Многие начали креститься. И в толпе, и даже некоторые стрельцы с опричниками. Всё-таки этот юродивый обладал какой-то необычайной харизмой, заражая всех вокруг непоколебимой верой в собственные слова. Ещё немного, и на немцев пойдут уже все, и опричники тоже, дружным строем, бить окна и громить дома.
— А может, дьявол тебя науськивает? Чтобы ты людей на бунт поднял, — пытливо произнёс я.
Бунт это серьёзно. Никому не хочется стать соучастником бунта, потому что наказание за него весьма и весьма строгое. И обвинение в связях с нечистым тоже не шутки.
— Дьявол? — расхохотался юродивый. — Дьяволовы слуги там, за вашей спиной! Чёрного козла дети! Нехристи, бесовские прихвостни!
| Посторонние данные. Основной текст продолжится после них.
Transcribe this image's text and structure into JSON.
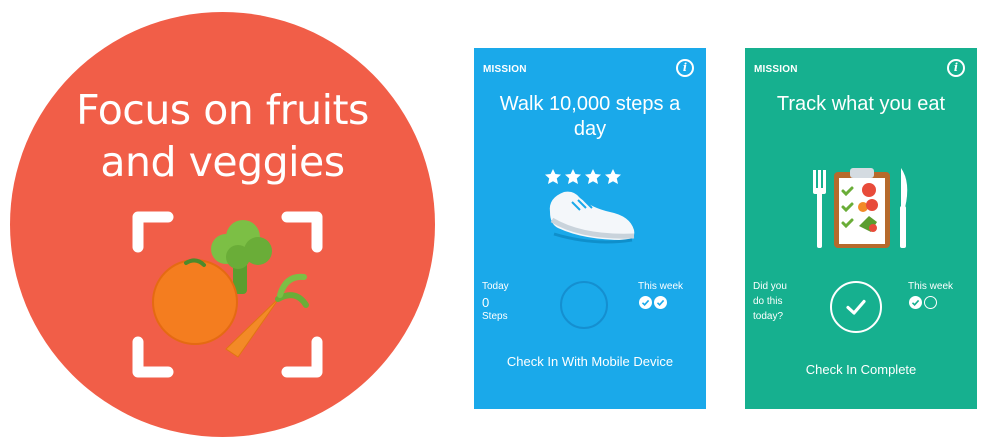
{
  "promo": {
    "title_line1": "Focus on fruits",
    "title_line2": "and veggies",
    "icon": "fruit-veggie-scan-icon",
    "color": "#f15e48"
  },
  "cards": [
    {
      "label": "MISSION",
      "title": "Walk 10,000 steps a day",
      "icon": "running-shoe-icon",
      "stars": 4,
      "today_label": "Today",
      "today_value": "0",
      "today_unit": "Steps",
      "week_label": "This week",
      "week_checked": 2,
      "week_total": 2,
      "cta": "Check In With Mobile Device",
      "color": "#1aa9ea"
    },
    {
      "label": "MISSION",
      "title": "Track what you eat",
      "icon": "food-log-clipboard-icon",
      "question_line1": "Did you",
      "question_line2": "do this",
      "question_line3": "today?",
      "week_label": "This week",
      "week_checked": 1,
      "week_total": 2,
      "cta": "Check In Complete",
      "status": "checked-in",
      "color": "#16b08f"
    }
  ]
}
Сапог не носят, копытами цокают!
Некоторые голландцы и датчане и впрямь носили деревянные башмаки, звук которых можно было принять за цоканье копыт.
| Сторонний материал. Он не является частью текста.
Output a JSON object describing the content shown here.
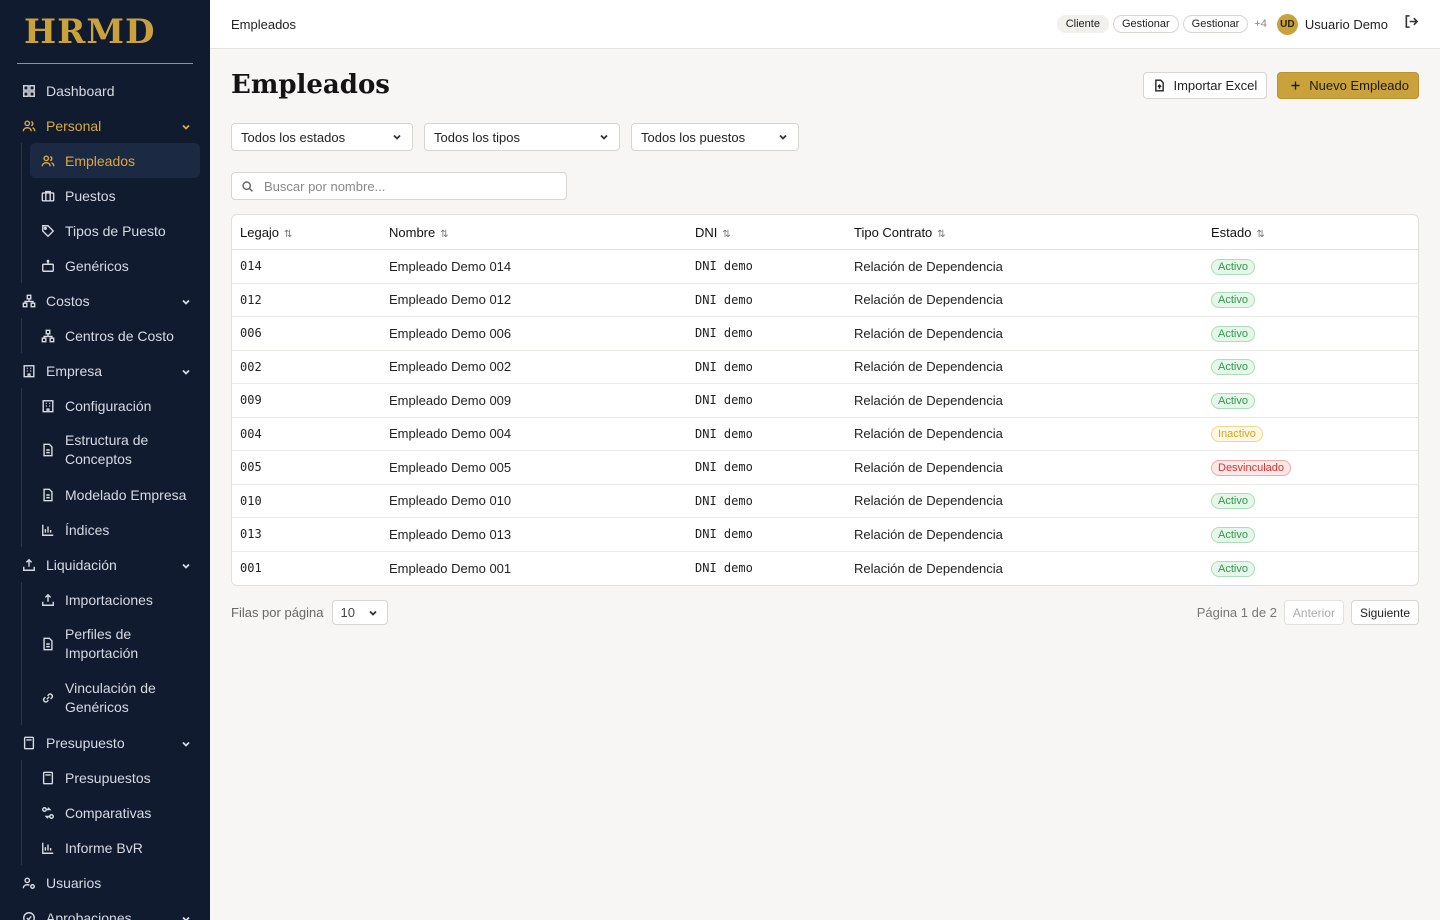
{
  "brand": "HRMD",
  "sidebar": {
    "items": [
      {
        "label": "Dashboard"
      },
      {
        "label": "Personal",
        "children": [
          "Empleados",
          "Puestos",
          "Tipos de Puesto",
          "Genéricos"
        ]
      },
      {
        "label": "Costos",
        "children": [
          "Centros de Costo"
        ]
      },
      {
        "label": "Empresa",
        "children": [
          "Configuración",
          "Estructura de Conceptos",
          "Modelado Empresa",
          "Índices"
        ]
      },
      {
        "label": "Liquidación",
        "children": [
          "Importaciones",
          "Perfiles de Importación",
          "Vinculación de Genéricos"
        ]
      },
      {
        "label": "Presupuesto",
        "children": [
          "Presupuestos",
          "Comparativas",
          "Informe BvR"
        ]
      },
      {
        "label": "Usuarios"
      },
      {
        "label": "Aprobaciones"
      }
    ]
  },
  "header": {
    "breadcrumb": "Empleados",
    "roles": [
      "Cliente",
      "Gestionar",
      "Gestionar"
    ],
    "more_roles": "+4",
    "avatar_initials": "UD",
    "user_name": "Usuario Demo"
  },
  "main": {
    "title": "Empleados",
    "import_label": "Importar Excel",
    "new_label": "Nuevo Empleado",
    "filters": [
      "Todos los estados",
      "Todos los tipos",
      "Todos los puestos"
    ],
    "search_placeholder": "Buscar por nombre...",
    "columns": [
      "Legajo",
      "Nombre",
      "DNI",
      "Tipo Contrato",
      "Estado"
    ],
    "rows": [
      {
        "legajo": "014",
        "nombre": "Empleado Demo 014",
        "dni": "DNI demo",
        "tipo": "Relación de Dependencia",
        "estado": "Activo"
      },
      {
        "legajo": "012",
        "nombre": "Empleado Demo 012",
        "dni": "DNI demo",
        "tipo": "Relación de Dependencia",
        "estado": "Activo"
      },
      {
        "legajo": "006",
        "nombre": "Empleado Demo 006",
        "dni": "DNI demo",
        "tipo": "Relación de Dependencia",
        "estado": "Activo"
      },
      {
        "legajo": "002",
        "nombre": "Empleado Demo 002",
        "dni": "DNI demo",
        "tipo": "Relación de Dependencia",
        "estado": "Activo"
      },
      {
        "legajo": "009",
        "nombre": "Empleado Demo 009",
        "dni": "DNI demo",
        "tipo": "Relación de Dependencia",
        "estado": "Activo"
      },
      {
        "legajo": "004",
        "nombre": "Empleado Demo 004",
        "dni": "DNI demo",
        "tipo": "Relación de Dependencia",
        "estado": "Inactivo"
      },
      {
        "legajo": "005",
        "nombre": "Empleado Demo 005",
        "dni": "DNI demo",
        "tipo": "Relación de Dependencia",
        "estado": "Desvinculado"
      },
      {
        "legajo": "010",
        "nombre": "Empleado Demo 010",
        "dni": "DNI demo",
        "tipo": "Relación de Dependencia",
        "estado": "Activo"
      },
      {
        "legajo": "013",
        "nombre": "Empleado Demo 013",
        "dni": "DNI demo",
        "tipo": "Relación de Dependencia",
        "estado": "Activo"
      },
      {
        "legajo": "001",
        "nombre": "Empleado Demo 001",
        "dni": "DNI demo",
        "tipo": "Relación de Dependencia",
        "estado": "Activo"
      }
    ],
    "rows_per_page_label": "Filas por página",
    "rows_per_page": "10",
    "page_info": "Página 1 de 2",
    "prev_label": "Anterior",
    "next_label": "Siguiente"
  },
  "colors": {
    "sidebar_bg": "#101b30",
    "accent": "#c9a23c",
    "active_text": "#d9a940",
    "status_activo": "#2f9a4a",
    "status_inactivo": "#d6a31c",
    "status_desvinculado": "#d23535"
  }
}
— Ну и с кем ты тогда драться собрался? Кого воевать пошли, православные? — спросил я. — Расходитесь, то наше дело, нехристей воевать! И я вам обещаю, те, кто Москву поджёг, наказаны будут! То мне лично царь поручил, найти и наказать!
Юродивый буравил меня неприязненным взглядом. Я хмуро смотрел на него в ответ. Погром в городе мне был совсем ни к чему. А вот ему зачем-то был нужен, иначе он не науськивал бы толпу так рьяно. И можно было предположить, зачем. Кто-то под шумок пограбит немецкую слободу, несомненно, манящее своим богатством место, а потом поделится награбленным с ним. В бредни про огненных гиен я не верил.
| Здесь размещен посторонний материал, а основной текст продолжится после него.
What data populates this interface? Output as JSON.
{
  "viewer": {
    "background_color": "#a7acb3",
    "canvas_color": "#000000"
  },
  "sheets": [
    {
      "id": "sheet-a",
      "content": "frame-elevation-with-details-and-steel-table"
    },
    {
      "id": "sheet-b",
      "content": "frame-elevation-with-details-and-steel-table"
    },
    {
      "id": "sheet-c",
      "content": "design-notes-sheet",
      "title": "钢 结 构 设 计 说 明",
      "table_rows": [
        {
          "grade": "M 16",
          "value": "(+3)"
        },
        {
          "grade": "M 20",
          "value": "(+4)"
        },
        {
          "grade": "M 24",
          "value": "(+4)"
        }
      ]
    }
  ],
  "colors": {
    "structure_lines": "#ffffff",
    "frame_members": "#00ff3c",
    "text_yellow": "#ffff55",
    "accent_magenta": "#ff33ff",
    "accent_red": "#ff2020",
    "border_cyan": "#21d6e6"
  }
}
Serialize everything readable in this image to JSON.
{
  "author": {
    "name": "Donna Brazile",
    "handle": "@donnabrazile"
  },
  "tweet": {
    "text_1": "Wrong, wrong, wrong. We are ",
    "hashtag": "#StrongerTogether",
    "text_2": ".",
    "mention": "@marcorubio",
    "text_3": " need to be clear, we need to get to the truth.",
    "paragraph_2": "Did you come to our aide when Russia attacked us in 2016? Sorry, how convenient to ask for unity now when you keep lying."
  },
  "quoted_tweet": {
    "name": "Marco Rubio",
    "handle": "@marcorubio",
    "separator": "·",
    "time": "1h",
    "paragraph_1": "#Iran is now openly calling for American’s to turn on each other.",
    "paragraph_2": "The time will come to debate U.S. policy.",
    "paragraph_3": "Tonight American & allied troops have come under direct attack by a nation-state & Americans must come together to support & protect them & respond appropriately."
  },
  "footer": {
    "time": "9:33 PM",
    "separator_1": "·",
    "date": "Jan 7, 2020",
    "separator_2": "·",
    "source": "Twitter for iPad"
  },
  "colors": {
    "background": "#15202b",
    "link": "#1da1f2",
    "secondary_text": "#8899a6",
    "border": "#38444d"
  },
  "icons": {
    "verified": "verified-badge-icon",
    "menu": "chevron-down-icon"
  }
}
Толпа, однако, понемногу остывала, видя, что я отступать не намерен. Задние ряды даже начали медленно рассасываться.
— Как звать тебя? — спросил я этого юродивого.
— Прокопием крещён! А тебя я и так знаю, Никитой тебя окрестили! И так окрестили, и сяк окрестили! — ответил он, сверкая глазами, в которых плескалось натуральное безумие.
По коже у меня пробежал холодок. Толковать его слова можно было только одним образом. Всё-таки что-то правдивое он, похоже, видел.
— Ну, не блажи! — прикрикнул я. — Расходитесь, православные! А немцев мы сами проверим, вот вам крест! Коли кто и впрямь в пожаре повинен, суд того к смерти приговорит! А не вы!
Я демонстративно скинул шапку и перекрестился. Проверим обязательно, хотя версия со свечкой вызывала у меня больше доверия. Не дошло ещё до того, чтобы вражеские шпионы и агенты устраивали в тылу акты терроризма, времена ещё не те.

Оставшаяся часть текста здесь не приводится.